AMSTERDAM, THE NETHERLANDS — Night train to Amsterdam. Those words drum up images of Lost Generation bohemians in the ’20s, bottles of unlabeled wine, glowing cigarettes on the top of a coach as the sun hurdles into view.
In 2011, that is not the case.
Mike, Molly and I down a couple liters in the Augustiner Keller to prepare us for the long trip ahead and then trek over to the Hauptbahnhof to catch our ride. We search one, two, three sleeping cars looking for our berth, only to finally find a rickety old coach with 50’s style moon chairs that never left the stratosphere. Hard plastic and 45 degree angles are our only promises of the night ahead.
Nevertheless, we settle in and the train departs.
Next realization: this is not the night party train I remember from my travels 6 years ago. No groups of celebratory backpackers, no bottles of wine behind passed along the aisles, hell, there isn’t even a dining car.
So, while everyone around us hunkers in as best they can for the night, we shrug it off and bring the lonely bottle of wine and a couple beers behind the “sleeping” car and throw our own little shindig. We’re celebrating, after all. We are on our way to old Amsterdam.
The Dutch morning brings a massive crink in my neck and an unbearable thirst. I remember, no cafe car. We’re stopped at some country town while the last coach disconnects, so we step outside with the smokers — a little dewey fresh air and first light only slightly compensates for the lack of water.

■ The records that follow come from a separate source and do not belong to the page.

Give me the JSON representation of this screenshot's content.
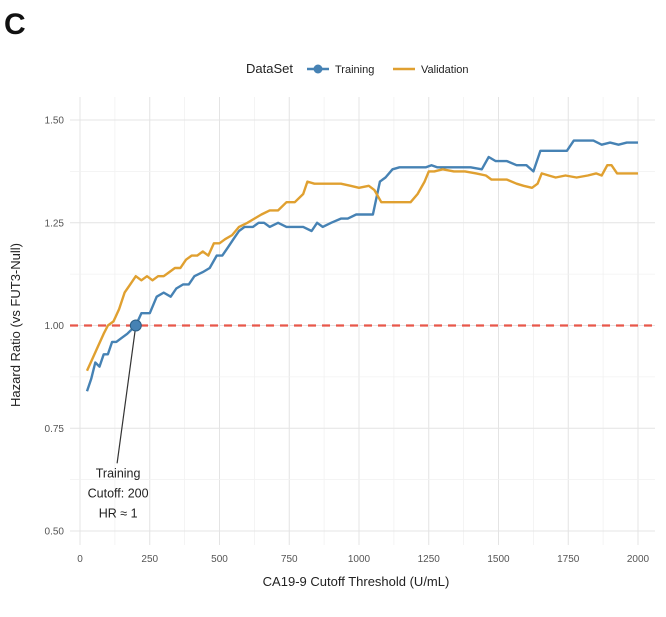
{
  "panel_label": "C",
  "chart_data": {
    "type": "line",
    "title": "",
    "xlabel": "CA19-9 Cutoff Threshold (U/mL)",
    "ylabel": "Hazard Ratio (vs FUT3-Null)",
    "xlim": [
      0,
      2050
    ],
    "ylim": [
      0.48,
      1.54
    ],
    "x_ticks": [
      0,
      250,
      500,
      750,
      1000,
      1250,
      1500,
      1750,
      2000
    ],
    "x_tick_labels": [
      "0",
      "250",
      "500",
      "750",
      "1000",
      "1250",
      "1500",
      "1750",
      "2000"
    ],
    "y_ticks": [
      0.5,
      0.75,
      1.0,
      1.25,
      1.5
    ],
    "y_tick_labels": [
      "0.50",
      "0.75",
      "1.00",
      "1.25",
      "1.50"
    ],
    "grid": true,
    "legend": {
      "title": "DataSet",
      "position": "top"
    },
    "reference_line": {
      "y": 1.0,
      "color": "#E8574A",
      "style": "dashed"
    },
    "series": [
      {
        "name": "Training",
        "color": "#4682B4",
        "points": [
          [
            25,
            0.84
          ],
          [
            40,
            0.87
          ],
          [
            55,
            0.91
          ],
          [
            70,
            0.9
          ],
          [
            85,
            0.93
          ],
          [
            100,
            0.93
          ],
          [
            115,
            0.96
          ],
          [
            130,
            0.96
          ],
          [
            150,
            0.97
          ],
          [
            170,
            0.98
          ],
          [
            200,
            1.0
          ],
          [
            220,
            1.03
          ],
          [
            250,
            1.03
          ],
          [
            275,
            1.07
          ],
          [
            300,
            1.08
          ],
          [
            325,
            1.07
          ],
          [
            345,
            1.09
          ],
          [
            370,
            1.1
          ],
          [
            390,
            1.1
          ],
          [
            410,
            1.12
          ],
          [
            440,
            1.13
          ],
          [
            465,
            1.14
          ],
          [
            490,
            1.17
          ],
          [
            510,
            1.17
          ],
          [
            530,
            1.19
          ],
          [
            550,
            1.21
          ],
          [
            570,
            1.23
          ],
          [
            590,
            1.24
          ],
          [
            620,
            1.24
          ],
          [
            640,
            1.25
          ],
          [
            660,
            1.25
          ],
          [
            680,
            1.24
          ],
          [
            710,
            1.25
          ],
          [
            740,
            1.24
          ],
          [
            770,
            1.24
          ],
          [
            800,
            1.24
          ],
          [
            830,
            1.23
          ],
          [
            850,
            1.25
          ],
          [
            870,
            1.24
          ],
          [
            900,
            1.25
          ],
          [
            935,
            1.26
          ],
          [
            960,
            1.26
          ],
          [
            990,
            1.27
          ],
          [
            1020,
            1.27
          ],
          [
            1050,
            1.27
          ],
          [
            1075,
            1.35
          ],
          [
            1095,
            1.36
          ],
          [
            1120,
            1.38
          ],
          [
            1145,
            1.385
          ],
          [
            1175,
            1.385
          ],
          [
            1210,
            1.385
          ],
          [
            1240,
            1.385
          ],
          [
            1260,
            1.39
          ],
          [
            1280,
            1.385
          ],
          [
            1320,
            1.385
          ],
          [
            1360,
            1.385
          ],
          [
            1400,
            1.385
          ],
          [
            1440,
            1.38
          ],
          [
            1465,
            1.41
          ],
          [
            1490,
            1.4
          ],
          [
            1530,
            1.4
          ],
          [
            1565,
            1.39
          ],
          [
            1600,
            1.39
          ],
          [
            1625,
            1.375
          ],
          [
            1650,
            1.425
          ],
          [
            1690,
            1.425
          ],
          [
            1720,
            1.425
          ],
          [
            1745,
            1.425
          ],
          [
            1770,
            1.45
          ],
          [
            1810,
            1.45
          ],
          [
            1840,
            1.45
          ],
          [
            1870,
            1.44
          ],
          [
            1900,
            1.445
          ],
          [
            1930,
            1.44
          ],
          [
            1960,
            1.445
          ],
          [
            2000,
            1.445
          ]
        ]
      },
      {
        "name": "Validation",
        "color": "#E0A030",
        "points": [
          [
            25,
            0.89
          ],
          [
            45,
            0.92
          ],
          [
            65,
            0.95
          ],
          [
            85,
            0.98
          ],
          [
            100,
            1.0
          ],
          [
            120,
            1.01
          ],
          [
            140,
            1.04
          ],
          [
            160,
            1.08
          ],
          [
            180,
            1.1
          ],
          [
            200,
            1.12
          ],
          [
            220,
            1.11
          ],
          [
            240,
            1.12
          ],
          [
            260,
            1.11
          ],
          [
            280,
            1.12
          ],
          [
            300,
            1.12
          ],
          [
            320,
            1.13
          ],
          [
            340,
            1.14
          ],
          [
            360,
            1.14
          ],
          [
            380,
            1.16
          ],
          [
            400,
            1.17
          ],
          [
            420,
            1.17
          ],
          [
            440,
            1.18
          ],
          [
            460,
            1.17
          ],
          [
            480,
            1.2
          ],
          [
            500,
            1.2
          ],
          [
            520,
            1.21
          ],
          [
            545,
            1.22
          ],
          [
            570,
            1.24
          ],
          [
            600,
            1.25
          ],
          [
            625,
            1.26
          ],
          [
            650,
            1.27
          ],
          [
            680,
            1.28
          ],
          [
            710,
            1.28
          ],
          [
            740,
            1.3
          ],
          [
            770,
            1.3
          ],
          [
            800,
            1.32
          ],
          [
            815,
            1.35
          ],
          [
            840,
            1.345
          ],
          [
            870,
            1.345
          ],
          [
            900,
            1.345
          ],
          [
            935,
            1.345
          ],
          [
            970,
            1.34
          ],
          [
            1000,
            1.335
          ],
          [
            1035,
            1.34
          ],
          [
            1055,
            1.33
          ],
          [
            1080,
            1.3
          ],
          [
            1110,
            1.3
          ],
          [
            1150,
            1.3
          ],
          [
            1185,
            1.3
          ],
          [
            1210,
            1.32
          ],
          [
            1235,
            1.35
          ],
          [
            1250,
            1.375
          ],
          [
            1270,
            1.375
          ],
          [
            1300,
            1.38
          ],
          [
            1340,
            1.375
          ],
          [
            1380,
            1.375
          ],
          [
            1420,
            1.37
          ],
          [
            1455,
            1.365
          ],
          [
            1475,
            1.355
          ],
          [
            1500,
            1.355
          ],
          [
            1530,
            1.355
          ],
          [
            1565,
            1.345
          ],
          [
            1590,
            1.34
          ],
          [
            1620,
            1.335
          ],
          [
            1640,
            1.345
          ],
          [
            1655,
            1.37
          ],
          [
            1680,
            1.365
          ],
          [
            1705,
            1.36
          ],
          [
            1740,
            1.365
          ],
          [
            1780,
            1.36
          ],
          [
            1820,
            1.365
          ],
          [
            1850,
            1.37
          ],
          [
            1870,
            1.365
          ],
          [
            1890,
            1.39
          ],
          [
            1905,
            1.39
          ],
          [
            1925,
            1.37
          ],
          [
            1960,
            1.37
          ],
          [
            2000,
            1.37
          ]
        ]
      }
    ],
    "annotation": {
      "marker": {
        "x": 200,
        "y": 1.0,
        "color": "#4682B4"
      },
      "label_anchor": {
        "x": 90,
        "y": 0.655
      },
      "lines": [
        "Training",
        "Cutoff: 200",
        "HR ≈ 1"
      ]
    }
  }
}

The whistle blows and we are back on board, chugging slowly through the picturesque Netherland farmlands. Last time I was in this town, it was a bull rush of excitement, lack of sleep and odd sensations — the first stop on a three-month tour of the continent. I don’t think I slept for four days. Dozing off now, I wonder what old Amsterdam has in store this time around.
I wake to a definitively slower velocity as we rumble along a wide river — low houses and sparkling houselights glow from Amsterdam proper on the other side. Centraal Station is a madhouse, as usual, as expected. The mass of people puts you into a sort of awe as you’re swept with the human current and out onto the paddock in front of the turn-of-the-century iron hall. I look behind and Molly and Mike are dazed but smiling.

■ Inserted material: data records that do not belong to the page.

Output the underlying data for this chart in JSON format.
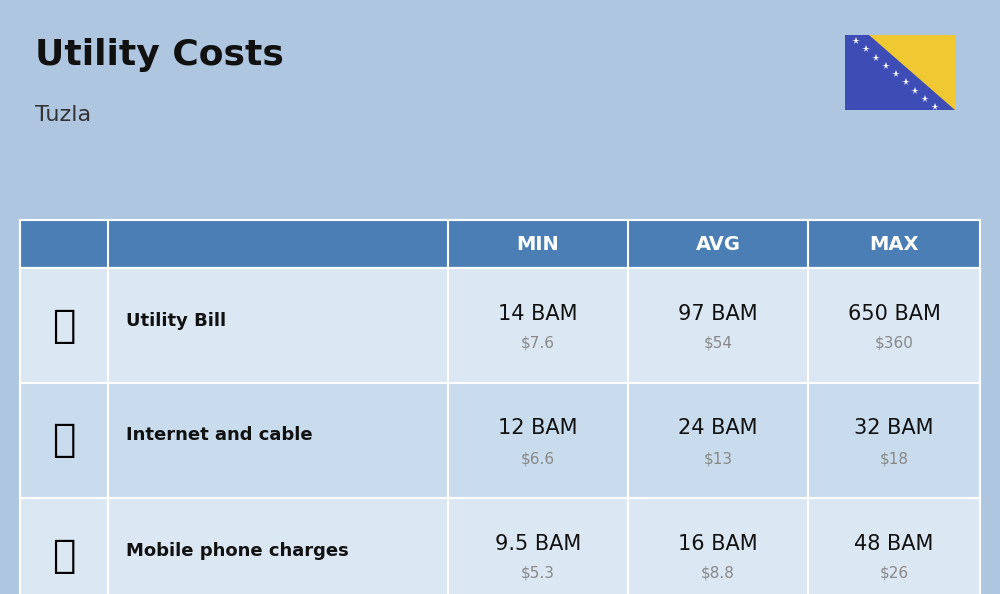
{
  "title": "Utility Costs",
  "subtitle": "Tuzla",
  "background_color": "#aec6e0",
  "header_color": "#4a7eb5",
  "header_text_color": "#ffffff",
  "row_color_1": "#dbe8f4",
  "row_color_2": "#c9dced",
  "cell_text_color": "#111111",
  "usd_text_color": "#888888",
  "rows": [
    {
      "label": "Utility Bill",
      "min_bam": "14 BAM",
      "min_usd": "$7.6",
      "avg_bam": "97 BAM",
      "avg_usd": "$54",
      "max_bam": "650 BAM",
      "max_usd": "$360"
    },
    {
      "label": "Internet and cable",
      "min_bam": "12 BAM",
      "min_usd": "$6.6",
      "avg_bam": "24 BAM",
      "avg_usd": "$13",
      "max_bam": "32 BAM",
      "max_usd": "$18"
    },
    {
      "label": "Mobile phone charges",
      "min_bam": "9.5 BAM",
      "min_usd": "$5.3",
      "avg_bam": "16 BAM",
      "avg_usd": "$8.8",
      "max_bam": "48 BAM",
      "max_usd": "$26"
    }
  ],
  "flag_blue": "#3d4db5",
  "flag_yellow": "#f0c832",
  "title_fontsize": 26,
  "subtitle_fontsize": 16,
  "header_fontsize": 14,
  "label_fontsize": 13,
  "value_fontsize": 15,
  "usd_fontsize": 11
}
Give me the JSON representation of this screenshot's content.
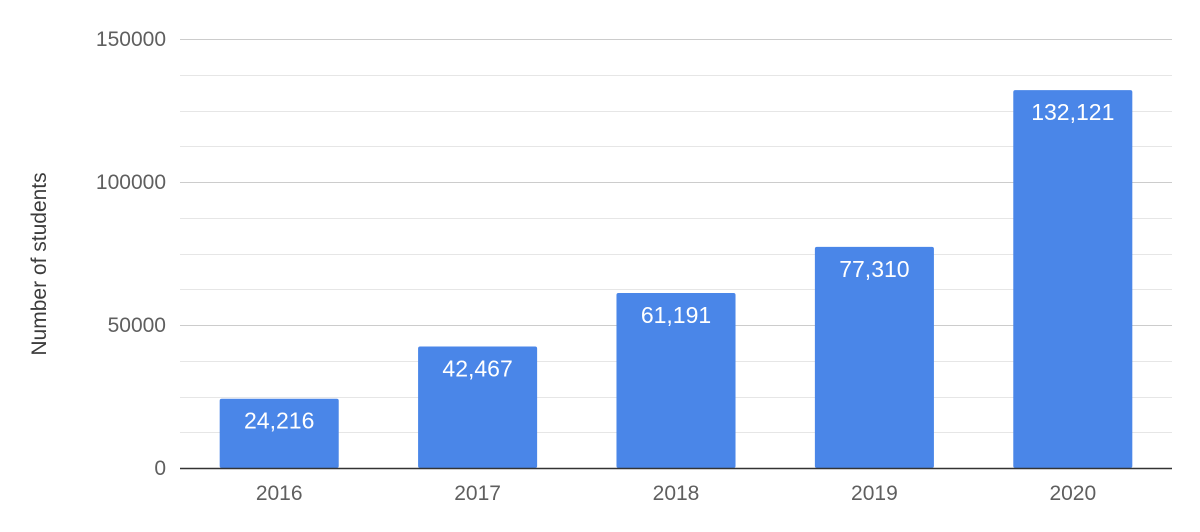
{
  "chart_data": {
    "type": "bar",
    "title": "",
    "xlabel": "",
    "ylabel": "Number of students",
    "categories": [
      "2016",
      "2017",
      "2018",
      "2019",
      "2020"
    ],
    "values": [
      24216,
      42467,
      61191,
      77310,
      132121
    ],
    "data_labels": [
      "24,216",
      "42,467",
      "61,191",
      "77,310",
      "132,121"
    ],
    "ylim": [
      0,
      150000
    ],
    "yticks": [
      0,
      50000,
      100000,
      150000
    ],
    "ytick_labels": [
      "0",
      "50000",
      "100000",
      "150000"
    ],
    "minor_gridlines_per_major": 3,
    "grid": true,
    "legend": "none",
    "bar_color": "#4a86e8",
    "major_grid_color": "#cccccc",
    "minor_grid_color": "#e6e6e6",
    "baseline_color": "#333333"
  }
}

Here we are. Back in the ‘Dam.
The long causeway of the Damrak runs south from the station, lined by Frites stands, fast food joints, sex show emporiums and tacky souvenir shops that wait like spider webs, willing to catch the easily distracted, before opening up into the wide Dam — Amsterdam’s granite-covered central square. ‘Square’ is a relative term here — it is difficult to find anything at a right angle in fact — the streets running like bent spokes out from the dam, trams zigzag down drunken tracks, even the buildings lean at uncle-Murhpy-after-five-brandy angles. The only things that seem to follow the globally agreed-upon sense of geometry are the canals — orderly, quiet and cool, spanning out in concentric rings as if a massive water droplet fell into the center of Dam square and radiated out.
We hang a left and cross the first canal and here it is — the Wallen, the world-renown Red Light District. At 10am, the streets are relatively quiet. City workers quietly sweep up the reminders of last nights debauchery, sex shops are boarded up while their clients sleep and only a couple older prostitutes dance sadly behind red tinted windows. I can see Mike and Molly are in awe.
It’s only half a block down the first canal to ground zero — the Bulldog. We check in, grab a bier from the quiet smoky bar and sit back in the hostel coffeeshop — more of a hobbit hole than a storefront — and let Amsterdam warmly welcome us into her midst.